Texto y fotos: Fátima Martínez
Vestía la 10 albiceleste de Messi, y me requirió que le tomara una foto. El niño rondaba los 12 años, posó y ni bien pedí una sonrisa me di cuenta de mi error.
Para los que visitabamos Al Za’atari, el campamento de refugiados sirios más grande del mundo, al noreste de Jordania, sonreír es parte de nuestra vida cotidiana. Una de las cosas más simples de la vida. Aunque tengamos nuestros “problemas”, las risas espontáneas no están ausentes.
Al realizar mi pedido noté que incluso sonreír era un problema para este joven aficionado del fútbol. En ese mismo instante, antes de retratar a este niño sin nombre, imaginé todo lo que estampar esa sonrisa significaría para él: dejar atrás, olvidar por un momento, la guerra, las vidas pérdidas, el abandono del hogar, la pérdida de la niñez.
La inhumanidad lo había golpeado tan fuerte que mi pedido sonaba tan egoísta. ¿Cómo me atreví a pedirle algo tan complejo como una sonrisa?
Mi foto no fue tan buena como me hubiera gustado, aunque el dio su mejor esfuerzo.
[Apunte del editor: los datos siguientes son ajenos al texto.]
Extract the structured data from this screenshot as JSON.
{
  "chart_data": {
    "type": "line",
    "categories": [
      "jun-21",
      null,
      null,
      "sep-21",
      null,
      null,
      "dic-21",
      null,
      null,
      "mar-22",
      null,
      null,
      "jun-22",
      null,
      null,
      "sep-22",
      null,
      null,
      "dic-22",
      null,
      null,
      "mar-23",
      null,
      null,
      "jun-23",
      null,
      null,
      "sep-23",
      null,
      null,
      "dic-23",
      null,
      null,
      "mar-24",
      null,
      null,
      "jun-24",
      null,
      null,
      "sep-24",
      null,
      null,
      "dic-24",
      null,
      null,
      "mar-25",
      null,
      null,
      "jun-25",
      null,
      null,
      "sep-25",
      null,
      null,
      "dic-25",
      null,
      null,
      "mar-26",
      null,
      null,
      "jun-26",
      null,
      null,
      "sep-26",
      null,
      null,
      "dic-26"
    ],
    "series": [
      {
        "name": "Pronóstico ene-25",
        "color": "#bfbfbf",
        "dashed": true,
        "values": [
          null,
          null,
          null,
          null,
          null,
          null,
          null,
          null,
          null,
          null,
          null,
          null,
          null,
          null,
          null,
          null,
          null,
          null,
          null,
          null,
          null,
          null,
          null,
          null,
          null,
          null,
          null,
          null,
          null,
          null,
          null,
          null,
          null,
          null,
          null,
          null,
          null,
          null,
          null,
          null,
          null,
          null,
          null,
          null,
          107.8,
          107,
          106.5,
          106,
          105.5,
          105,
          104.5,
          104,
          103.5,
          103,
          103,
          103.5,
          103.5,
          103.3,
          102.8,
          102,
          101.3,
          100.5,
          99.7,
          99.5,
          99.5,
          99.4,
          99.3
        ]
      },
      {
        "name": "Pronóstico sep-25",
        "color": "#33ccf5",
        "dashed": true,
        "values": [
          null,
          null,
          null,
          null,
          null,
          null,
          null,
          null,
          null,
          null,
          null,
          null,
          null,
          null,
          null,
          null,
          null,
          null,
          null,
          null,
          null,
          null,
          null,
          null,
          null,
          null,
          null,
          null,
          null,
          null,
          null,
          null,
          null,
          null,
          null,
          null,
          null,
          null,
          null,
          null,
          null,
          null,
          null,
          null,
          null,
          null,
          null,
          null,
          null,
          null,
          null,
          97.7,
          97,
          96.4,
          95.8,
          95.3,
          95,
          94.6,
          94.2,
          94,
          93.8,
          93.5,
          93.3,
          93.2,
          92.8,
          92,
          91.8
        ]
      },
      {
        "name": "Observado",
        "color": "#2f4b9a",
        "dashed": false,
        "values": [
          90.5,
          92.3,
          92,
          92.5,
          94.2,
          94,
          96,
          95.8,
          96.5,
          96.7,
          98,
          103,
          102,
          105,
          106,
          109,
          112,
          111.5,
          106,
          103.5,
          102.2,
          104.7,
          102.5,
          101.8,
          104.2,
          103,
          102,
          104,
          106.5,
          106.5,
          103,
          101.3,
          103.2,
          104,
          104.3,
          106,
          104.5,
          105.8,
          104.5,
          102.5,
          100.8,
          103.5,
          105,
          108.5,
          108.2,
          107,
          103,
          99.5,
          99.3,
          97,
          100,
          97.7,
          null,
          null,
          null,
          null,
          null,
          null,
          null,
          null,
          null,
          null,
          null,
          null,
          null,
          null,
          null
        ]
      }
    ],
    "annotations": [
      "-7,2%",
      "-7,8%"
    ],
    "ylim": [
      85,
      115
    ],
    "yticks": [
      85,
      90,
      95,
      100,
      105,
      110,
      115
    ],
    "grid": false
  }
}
Tan pronto se alejó jugando con su pelota, corriendo en pies descalzos, miré a mí alrededor e intenté imaginar una historia de pérdida, guerra y dolor por cada uno de los cientos de niños que ese día acudieron a la práctica. Todos intentando de alguna manera sonreír de nuevo.
Ese fue el momento en que dimensioné dónde estaba parada y qué tan fácil se nos da la vida en casa, comenzando por el hecho de poder llamar un lugar “nuestra casa”.
Rodeada por cientos de niños y niñas que corrían detrás de pelotas de fútbol, algunos descalzos, otros con zapatillas, en medio del desierto, a kilómetros de los escombros que hace un tiempo llamaban hogar. Ese fue el preciso instante en que el fútbol tuvo más sentido que nunca antes: jugar al fútbol era la forma en que estos niños sonreían a la vida.